Mastodon won’t save us

By the end of this week, Twitter will (maybe?) be owned by Elon Musk. And as much as the past leadership hasn’t understood the site, the future doesn’t understand it even more. Some users are publicly contemplating leaving the site, perhaps much in the same way that people say they’ll move to Canada after an election. In any case, people are talking about Mastodon a lot more than they have in a while.

I’m not convinced that Mastodon is the answer. Social media success isn’t about being technically or morally better; it’s about the network. Almost everyone I’d interact with on Mastodon is already on Twitter. Where’s the incentive to move? I get to maintain two parallel accounts instead? It’s a Catch-22 that helps the big players stay entrenched. Will the average person get mad enough at Twitter to switch to something else? I’m not betting on that.

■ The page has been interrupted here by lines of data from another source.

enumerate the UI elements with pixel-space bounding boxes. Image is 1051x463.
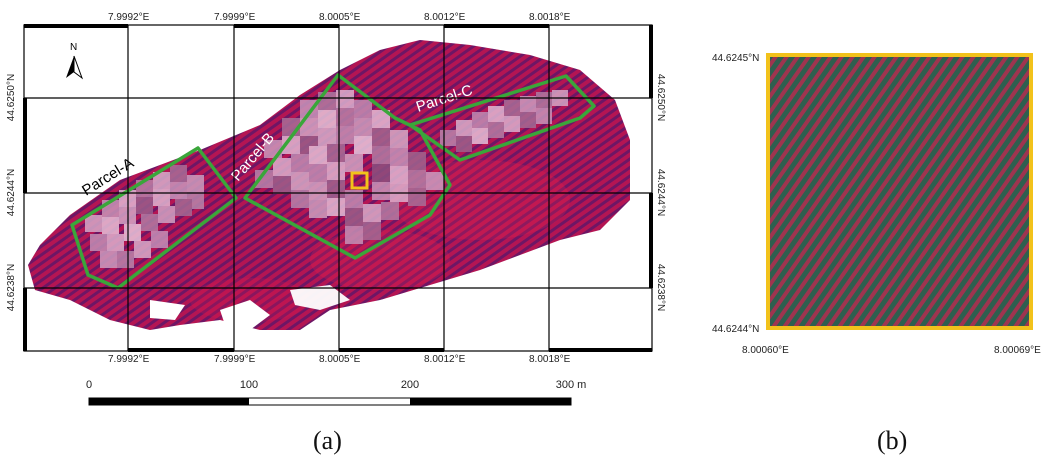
parcel-a-outline [70, 146, 238, 290]
bottom-lon-label-1: 7.9992°E [108, 354, 150, 365]
scale-bar [88, 397, 572, 406]
caption-a: (a) [313, 426, 342, 455]
top-lon-label-1: 7.9992°E [108, 12, 150, 23]
top-lon-label-5: 8.0018°E [529, 12, 571, 23]
bottom-lon-label-2: 7.9999°E [214, 354, 256, 365]
right-lat-label-2: 44.6244°N [655, 168, 667, 217]
right-lat-label-1: 44.6250°N [655, 73, 667, 122]
left-lat-label-1: 44.6250°N [6, 73, 18, 122]
scale-tick-300: 300 m [556, 379, 587, 391]
parcel-a-pixels [85, 165, 204, 268]
parcel-c-pixels [440, 90, 568, 152]
scale-tick-0: 0 [86, 379, 92, 391]
parcel-c-outline [408, 74, 596, 162]
panel-b-lat-top: 44.6245°N [712, 53, 760, 64]
parcel-outlines [70, 73, 596, 290]
parcel-b-outline [243, 73, 452, 260]
panel-b-lon-left: 8.00060°E [742, 345, 789, 356]
bottom-lon-label-3: 8.0005°E [319, 354, 361, 365]
left-lat-label-2: 44.6244°N [6, 168, 18, 217]
north-arrow-label: N [70, 42, 77, 53]
scale-tick-100: 100 [240, 379, 258, 391]
right-lat-label-3: 44.6238°N [655, 263, 667, 312]
zoom-image-panel-b [766, 53, 1033, 330]
top-lon-label-4: 8.0012°E [424, 12, 466, 23]
bottom-lon-label-4: 8.0012°E [424, 354, 466, 365]
highlight-box [350, 171, 369, 190]
north-arrow-icon [66, 55, 84, 80]
parcel-b-pixels [255, 90, 444, 244]
coordinate-grid [23, 24, 653, 352]
panel-b-lat-bottom: 44.6244°N [712, 324, 760, 335]
caption-b: (b) [877, 426, 908, 455]
top-lon-label-3: 8.0005°E [319, 12, 361, 23]
scale-tick-200: 200 [401, 379, 419, 391]
bottom-lon-label-5: 8.0018°E [529, 354, 571, 365]
frame-ticks [23, 24, 653, 352]
panel-b-lon-right: 8.00069°E [994, 345, 1041, 356]
left-lat-label-3: 44.6238°N [6, 263, 18, 312]
top-lon-label-2: 7.9999°E [214, 12, 256, 23]
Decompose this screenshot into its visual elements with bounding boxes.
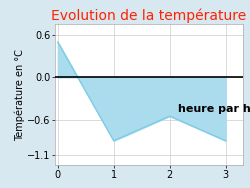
Y-axis label: Température en °C: Température en °C [14,49,25,141]
Title: Evolution de la température: Evolution de la température [51,9,246,23]
Text: heure par heure: heure par heure [178,104,250,114]
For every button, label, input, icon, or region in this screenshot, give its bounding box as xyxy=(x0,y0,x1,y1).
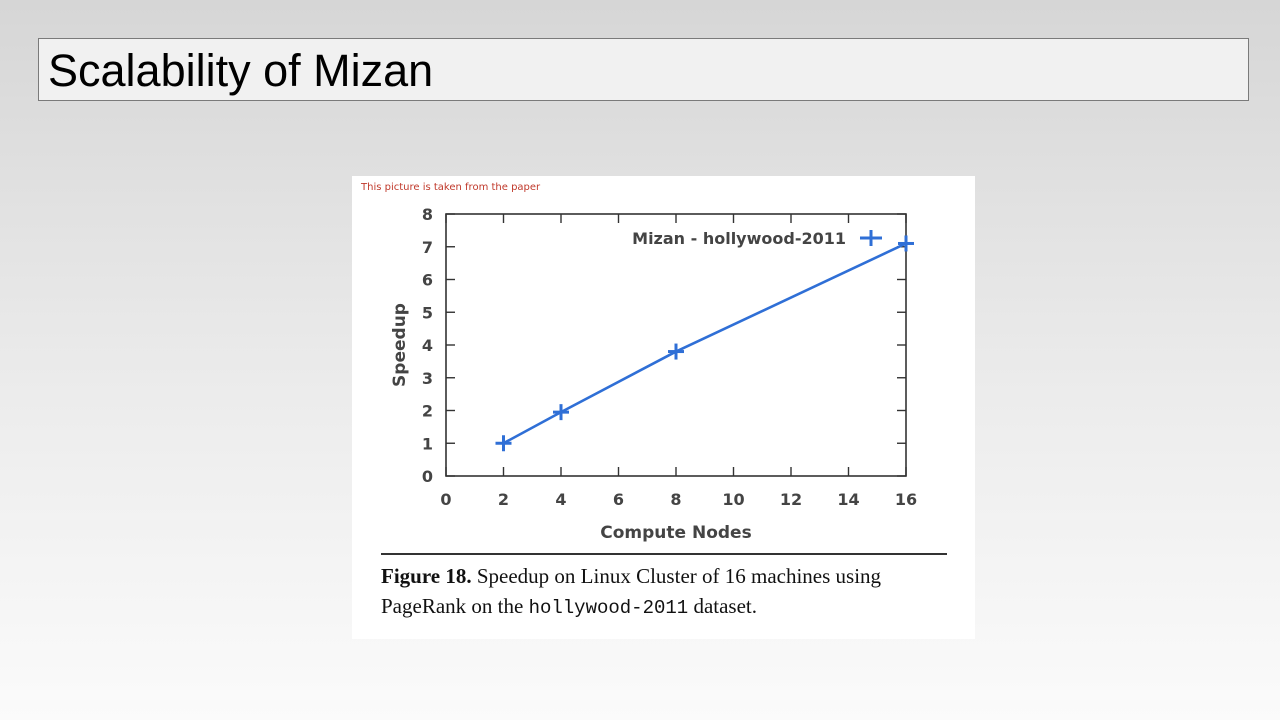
y-axis-label: Speedup xyxy=(390,303,410,387)
title-box: Scalability of Mizan xyxy=(38,38,1249,101)
source-note: This picture is taken from the paper xyxy=(361,182,541,193)
data-point-marker xyxy=(668,343,684,360)
x-tick-label: 0 xyxy=(440,490,451,509)
y-tick-label: 7 xyxy=(422,238,433,257)
x-tick-label: 12 xyxy=(780,490,802,509)
y-tick-label: 4 xyxy=(422,336,433,355)
data-point-marker xyxy=(495,435,512,452)
data-point-marker xyxy=(553,404,569,421)
y-tick-label: 3 xyxy=(422,369,433,388)
caption-rule xyxy=(381,553,947,555)
x-axis-label: Compute Nodes xyxy=(600,523,751,543)
caption-text-1: Speedup on Linux Cluster of 16 machines … xyxy=(381,564,882,618)
x-tick-label: 2 xyxy=(498,490,509,509)
x-tick-label: 16 xyxy=(895,490,917,509)
y-tick-label: 1 xyxy=(422,434,433,453)
caption-text-2: dataset. xyxy=(693,594,758,618)
y-tick-label: 0 xyxy=(422,467,433,486)
data-point-marker xyxy=(898,235,914,252)
y-tick-label: 8 xyxy=(422,205,433,224)
caption-figure-label: Figure 18. xyxy=(381,564,472,588)
caption-dataset: hollywood-2011 xyxy=(528,597,689,619)
figure-caption: Figure 18. Speedup on Linux Cluster of 1… xyxy=(381,561,961,623)
x-tick-label: 4 xyxy=(555,490,566,509)
legend-label: Mizan - hollywood-2011 xyxy=(632,229,846,248)
x-tick-label: 10 xyxy=(722,490,744,509)
series-line xyxy=(502,242,907,445)
x-tick-label: 6 xyxy=(613,490,624,509)
y-tick-label: 6 xyxy=(422,271,433,290)
legend-marker xyxy=(860,230,882,246)
page-title: Scalability of Mizan xyxy=(48,45,434,96)
x-tick-label: 8 xyxy=(670,490,681,509)
x-tick-label: 14 xyxy=(837,490,859,509)
y-tick-label: 5 xyxy=(422,303,433,322)
y-tick-label: 2 xyxy=(422,402,433,421)
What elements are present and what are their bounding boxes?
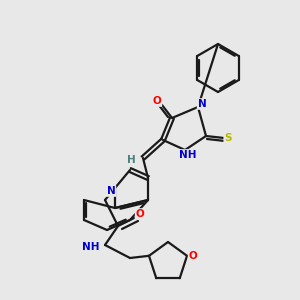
Text: S: S	[224, 133, 232, 143]
Text: NH: NH	[179, 150, 197, 160]
Text: O: O	[136, 209, 144, 219]
Text: NH: NH	[82, 242, 100, 252]
Text: O: O	[153, 96, 161, 106]
Text: O: O	[189, 251, 197, 261]
Text: H: H	[127, 155, 135, 165]
Text: N: N	[198, 99, 206, 109]
Text: N: N	[106, 186, 116, 196]
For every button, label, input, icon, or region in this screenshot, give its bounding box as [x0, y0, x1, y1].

If people do switch, the decentralized nature of Mastodon is an anti-feature for the average person. There’s no one Mastodon service like there is with Twitter. How does the average person pick an instance? How do small instance maintainers keep going?

In some ways, Mastodon is more like email than Twitter. The federated nature makes moderation and safety more complex. Detecting ban evasion is hard enough on a single server, never mind dozens of servers. Despite its ubiquity, no one loves email and spam continues to be a fact of life.

Centralization is inevitable-ish, at least for a successful service. At which point, we’ve just shifted the problem.